Friday, March 31, 2017

3+1 Short Paragraphs: The Girl with All the Gifts

2016, Colm McCarthy (TV including Peaky Blinders, Ripper Street) -- download

Zombie genre, all played out, some say. Screw em. Thanks to my cousin Tara, I found this incredible book that plays with the idea, once again, to show us we can be the real monsters. And from the book we get a rather decent, if somewhat rushed film adaptation. OK, it's not really the core truth of the book / story that makes it such a fun romp, but how it is executed, which is why the movie was well done, but not entirely successful.

I am going to SPOIL the shit out of this.

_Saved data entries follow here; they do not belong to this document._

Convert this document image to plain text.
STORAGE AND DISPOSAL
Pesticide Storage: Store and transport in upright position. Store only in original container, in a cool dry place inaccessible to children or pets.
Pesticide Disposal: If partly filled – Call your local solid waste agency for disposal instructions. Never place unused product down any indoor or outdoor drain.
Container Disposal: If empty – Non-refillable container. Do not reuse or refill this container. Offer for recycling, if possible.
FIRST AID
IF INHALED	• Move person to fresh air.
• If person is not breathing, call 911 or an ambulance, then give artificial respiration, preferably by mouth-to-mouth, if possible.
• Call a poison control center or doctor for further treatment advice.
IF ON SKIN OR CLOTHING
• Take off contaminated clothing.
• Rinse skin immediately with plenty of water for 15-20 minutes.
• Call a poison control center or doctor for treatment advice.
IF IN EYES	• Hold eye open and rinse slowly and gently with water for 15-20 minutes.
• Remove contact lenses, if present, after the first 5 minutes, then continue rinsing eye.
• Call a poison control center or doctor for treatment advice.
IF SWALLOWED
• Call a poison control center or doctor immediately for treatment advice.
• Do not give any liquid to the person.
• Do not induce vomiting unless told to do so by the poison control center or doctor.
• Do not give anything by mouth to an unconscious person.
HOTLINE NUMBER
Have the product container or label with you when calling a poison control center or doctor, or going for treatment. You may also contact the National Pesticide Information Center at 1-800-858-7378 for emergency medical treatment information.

The story begins in a classroom, kids tied to chairs, a tired looking woman in casual military clothing teaching them. She is kind to them, and Melanie, more than all the other kids, just adores Miss Justineau (Gemma Arterton). But don't touch the kids, which military guy (Paddy Considine) shows exactly how dangerous it can be -- he wipes off the pheromone blocker and the nice little kid is instantly converted into a snapping, snarling hungry little fast-zombie. But Miss Justineau believes they are more than just that, and so does Dr. Caldwell (Glenn Close), which is why every so often, one of the kids disappears, to go under her scientist knife. Until things go terribly wrong.

Remember your zombie sub-genre kiddies, this is infected, more precisely with a fungus that makes them killing, eating machines. Taking a page from The Last of Us, the cordyceps fungus has jumped to humans, and turned us into murderous eating machines. Again, not dead, but no longer really human, the zombies quickly destroyed the world. Dr Caldwell wants to understand how they work and is close, when the lab falls. Thus the opening act (rushed in the movie) of experimentation turns into a PoAp road story.

The notes and beats of the original song are there, but they were played too fast, in my mind. If anything excelled it was Sennia Nanua as Melanie, who really conveys the intelligent child, very aware of what she is underneath. Melanie understands love can overrule the gnawing desire in her gut, but as she watches all the humans around her dispense with any sense of humanity, what example is she left with? And when eventually exposed to (fungal) evolutionary jumps, what side will she choose? Are the humans played out, or is she with her intertwined cordyceps and human mind, the next step in what the planet needs?